Photo: Getty Images, @rachelvscott/Twitter

NEW YORK, NY — Additional information has emerged about “High Hopes,” Brendon Urie’s Panic! at the Disco solo breakout hit now known as the Mayor Pete song. The Cut has learned it was written by four people in a hot tub.

Yes, the song, which has recently gone viral thanks to videos of Pete Buttigieg’s campaign staff and supporters enthusiastically performing a choreographed dance to it, was conceived by four writers with no instruments stewing in a beloved jacuzzi at a writing camp in Colorado in 2015.

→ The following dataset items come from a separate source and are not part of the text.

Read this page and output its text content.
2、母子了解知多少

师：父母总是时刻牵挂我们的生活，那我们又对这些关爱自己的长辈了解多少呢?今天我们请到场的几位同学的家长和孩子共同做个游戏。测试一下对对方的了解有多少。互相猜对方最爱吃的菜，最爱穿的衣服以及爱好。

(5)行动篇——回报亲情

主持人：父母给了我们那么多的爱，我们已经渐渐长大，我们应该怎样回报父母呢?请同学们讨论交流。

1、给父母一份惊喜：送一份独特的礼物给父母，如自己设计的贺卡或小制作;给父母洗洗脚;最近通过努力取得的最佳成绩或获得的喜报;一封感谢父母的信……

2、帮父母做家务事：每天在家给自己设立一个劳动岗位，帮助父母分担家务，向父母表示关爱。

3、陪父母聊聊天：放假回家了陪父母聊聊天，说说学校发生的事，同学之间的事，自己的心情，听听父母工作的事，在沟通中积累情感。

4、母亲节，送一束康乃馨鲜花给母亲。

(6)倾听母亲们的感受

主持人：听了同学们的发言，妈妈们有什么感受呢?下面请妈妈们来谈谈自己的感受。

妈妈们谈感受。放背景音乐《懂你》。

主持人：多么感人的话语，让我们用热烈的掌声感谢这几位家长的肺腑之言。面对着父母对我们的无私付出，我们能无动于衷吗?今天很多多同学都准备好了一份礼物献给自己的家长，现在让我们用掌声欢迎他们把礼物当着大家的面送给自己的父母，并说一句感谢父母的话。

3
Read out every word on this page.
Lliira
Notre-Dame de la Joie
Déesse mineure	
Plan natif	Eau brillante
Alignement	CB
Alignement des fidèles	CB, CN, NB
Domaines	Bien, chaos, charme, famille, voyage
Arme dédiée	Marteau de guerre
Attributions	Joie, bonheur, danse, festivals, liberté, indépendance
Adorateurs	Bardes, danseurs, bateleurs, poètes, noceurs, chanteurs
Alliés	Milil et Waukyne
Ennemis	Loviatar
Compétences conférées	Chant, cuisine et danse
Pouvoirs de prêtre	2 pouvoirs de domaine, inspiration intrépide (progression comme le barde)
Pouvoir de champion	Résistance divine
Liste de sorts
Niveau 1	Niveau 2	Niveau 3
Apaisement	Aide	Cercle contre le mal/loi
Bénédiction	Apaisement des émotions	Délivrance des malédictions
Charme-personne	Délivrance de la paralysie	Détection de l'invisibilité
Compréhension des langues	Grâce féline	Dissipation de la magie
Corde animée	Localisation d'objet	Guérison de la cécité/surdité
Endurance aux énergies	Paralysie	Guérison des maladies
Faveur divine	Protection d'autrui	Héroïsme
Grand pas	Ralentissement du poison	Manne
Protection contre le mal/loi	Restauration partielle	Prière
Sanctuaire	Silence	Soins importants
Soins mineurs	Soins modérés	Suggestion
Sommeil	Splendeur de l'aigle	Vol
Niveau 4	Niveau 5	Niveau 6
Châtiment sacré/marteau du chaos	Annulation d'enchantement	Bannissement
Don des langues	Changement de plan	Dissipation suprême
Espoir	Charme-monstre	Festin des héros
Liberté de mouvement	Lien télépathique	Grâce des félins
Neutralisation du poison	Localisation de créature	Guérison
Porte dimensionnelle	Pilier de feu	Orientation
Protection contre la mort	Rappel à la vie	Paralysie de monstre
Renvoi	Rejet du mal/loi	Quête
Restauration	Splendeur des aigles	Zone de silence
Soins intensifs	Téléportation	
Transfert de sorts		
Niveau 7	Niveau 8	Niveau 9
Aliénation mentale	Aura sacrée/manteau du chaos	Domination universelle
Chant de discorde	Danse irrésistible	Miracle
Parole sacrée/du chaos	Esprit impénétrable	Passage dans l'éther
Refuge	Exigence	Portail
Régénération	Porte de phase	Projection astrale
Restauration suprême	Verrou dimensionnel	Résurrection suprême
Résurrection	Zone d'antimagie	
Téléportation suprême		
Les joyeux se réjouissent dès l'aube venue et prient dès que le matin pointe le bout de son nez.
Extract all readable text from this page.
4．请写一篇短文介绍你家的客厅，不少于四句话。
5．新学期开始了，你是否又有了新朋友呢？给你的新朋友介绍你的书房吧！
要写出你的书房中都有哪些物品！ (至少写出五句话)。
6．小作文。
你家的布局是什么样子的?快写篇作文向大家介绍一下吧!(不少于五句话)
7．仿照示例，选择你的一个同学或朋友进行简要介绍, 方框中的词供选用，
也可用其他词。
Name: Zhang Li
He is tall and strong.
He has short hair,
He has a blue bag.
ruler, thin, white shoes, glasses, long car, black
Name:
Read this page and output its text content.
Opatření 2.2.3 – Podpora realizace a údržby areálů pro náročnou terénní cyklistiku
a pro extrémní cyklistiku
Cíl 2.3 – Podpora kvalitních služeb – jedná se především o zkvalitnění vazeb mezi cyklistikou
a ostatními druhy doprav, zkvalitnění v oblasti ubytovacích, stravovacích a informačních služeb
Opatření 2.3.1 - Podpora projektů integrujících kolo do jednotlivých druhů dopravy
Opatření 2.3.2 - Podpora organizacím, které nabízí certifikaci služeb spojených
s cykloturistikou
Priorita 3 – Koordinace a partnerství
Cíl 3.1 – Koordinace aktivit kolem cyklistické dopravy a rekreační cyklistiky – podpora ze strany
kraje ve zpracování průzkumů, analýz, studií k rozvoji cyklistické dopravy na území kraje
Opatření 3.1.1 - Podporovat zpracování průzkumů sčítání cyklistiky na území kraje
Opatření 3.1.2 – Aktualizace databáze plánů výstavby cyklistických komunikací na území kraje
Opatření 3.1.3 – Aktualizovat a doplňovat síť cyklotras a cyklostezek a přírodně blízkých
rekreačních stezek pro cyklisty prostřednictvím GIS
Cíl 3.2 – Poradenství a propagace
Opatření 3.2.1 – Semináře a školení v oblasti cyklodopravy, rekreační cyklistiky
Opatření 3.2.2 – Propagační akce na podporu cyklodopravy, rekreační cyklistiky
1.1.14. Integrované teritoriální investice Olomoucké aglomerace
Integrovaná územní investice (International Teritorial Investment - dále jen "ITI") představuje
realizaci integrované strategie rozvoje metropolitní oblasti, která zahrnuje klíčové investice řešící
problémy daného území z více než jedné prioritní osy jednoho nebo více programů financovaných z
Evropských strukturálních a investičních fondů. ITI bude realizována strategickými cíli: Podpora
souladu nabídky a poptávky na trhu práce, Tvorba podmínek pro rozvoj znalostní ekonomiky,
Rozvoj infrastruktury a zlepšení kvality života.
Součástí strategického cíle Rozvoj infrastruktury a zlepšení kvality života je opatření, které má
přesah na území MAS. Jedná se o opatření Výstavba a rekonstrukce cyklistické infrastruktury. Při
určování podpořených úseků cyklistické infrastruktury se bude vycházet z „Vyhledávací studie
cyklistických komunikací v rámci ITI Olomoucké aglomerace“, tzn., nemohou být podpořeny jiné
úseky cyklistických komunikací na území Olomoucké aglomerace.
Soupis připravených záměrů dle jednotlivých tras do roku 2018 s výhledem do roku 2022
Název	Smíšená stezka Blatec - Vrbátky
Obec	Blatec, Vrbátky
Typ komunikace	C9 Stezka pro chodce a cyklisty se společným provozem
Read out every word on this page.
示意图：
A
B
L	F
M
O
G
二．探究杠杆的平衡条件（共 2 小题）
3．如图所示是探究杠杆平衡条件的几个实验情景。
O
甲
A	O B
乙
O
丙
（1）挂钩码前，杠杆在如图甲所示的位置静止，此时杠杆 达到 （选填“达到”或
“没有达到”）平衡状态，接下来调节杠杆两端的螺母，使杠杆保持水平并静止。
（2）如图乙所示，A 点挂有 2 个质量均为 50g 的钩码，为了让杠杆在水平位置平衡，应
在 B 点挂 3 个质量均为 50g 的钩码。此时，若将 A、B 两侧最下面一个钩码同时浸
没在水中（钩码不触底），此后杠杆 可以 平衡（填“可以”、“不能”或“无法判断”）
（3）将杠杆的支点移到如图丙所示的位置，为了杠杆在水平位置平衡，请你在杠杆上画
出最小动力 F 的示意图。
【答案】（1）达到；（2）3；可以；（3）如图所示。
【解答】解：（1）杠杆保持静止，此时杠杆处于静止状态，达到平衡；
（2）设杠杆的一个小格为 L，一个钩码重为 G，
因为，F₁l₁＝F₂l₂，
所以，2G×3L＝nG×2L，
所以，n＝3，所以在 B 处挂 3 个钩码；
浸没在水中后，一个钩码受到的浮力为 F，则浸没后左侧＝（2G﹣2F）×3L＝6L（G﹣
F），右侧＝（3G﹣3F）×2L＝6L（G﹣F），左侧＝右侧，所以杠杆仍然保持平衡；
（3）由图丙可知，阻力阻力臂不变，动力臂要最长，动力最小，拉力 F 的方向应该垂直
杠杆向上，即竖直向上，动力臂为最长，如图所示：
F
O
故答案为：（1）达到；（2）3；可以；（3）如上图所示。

“We didn’t have any instruments because we were in the hot tub,” Jonas Jeberg, a Danish writer and producer who’s also behind “I Hate This Part” by the Pussycat Dolls, told SongwriterUniverse.com about the origins of “High Hopes.” He and the other songwriters — Tayla Parx, Ilsey Juber, and a man named Cook Classics — were at a major label’s writing camp in Aspen, when they decided to go outside for a soak. Jeberg said the others told him they “always” went to that particular hot tub.

He described jumping into the tub’s maw, where they began composing a tune a cappella. “I was sitting in the hot tub, singing bass notes,” Jeberg said. Twenty minutes later, they had written the chorus of the song. The four soon realized, as Cook Classics told SongwriterUniverse.com, “Okay, this is as far as we can go in a hot tub.”

According to Jeberg, they jumped again, this time out of the churning waters, to record the song in a “portable studio,” but with instruments.

The authors initially offered “High Hopes” to artists as a rap, but Jeberg said “everybody passed on it.” Then, in 2016, they heard from Panic! at the Disco’s management that the band wanted the song. After some time with Urie and additional writers, “High Hopes” was finished.

Mayor Pete has not yet commented on the song’s hot-tub origins.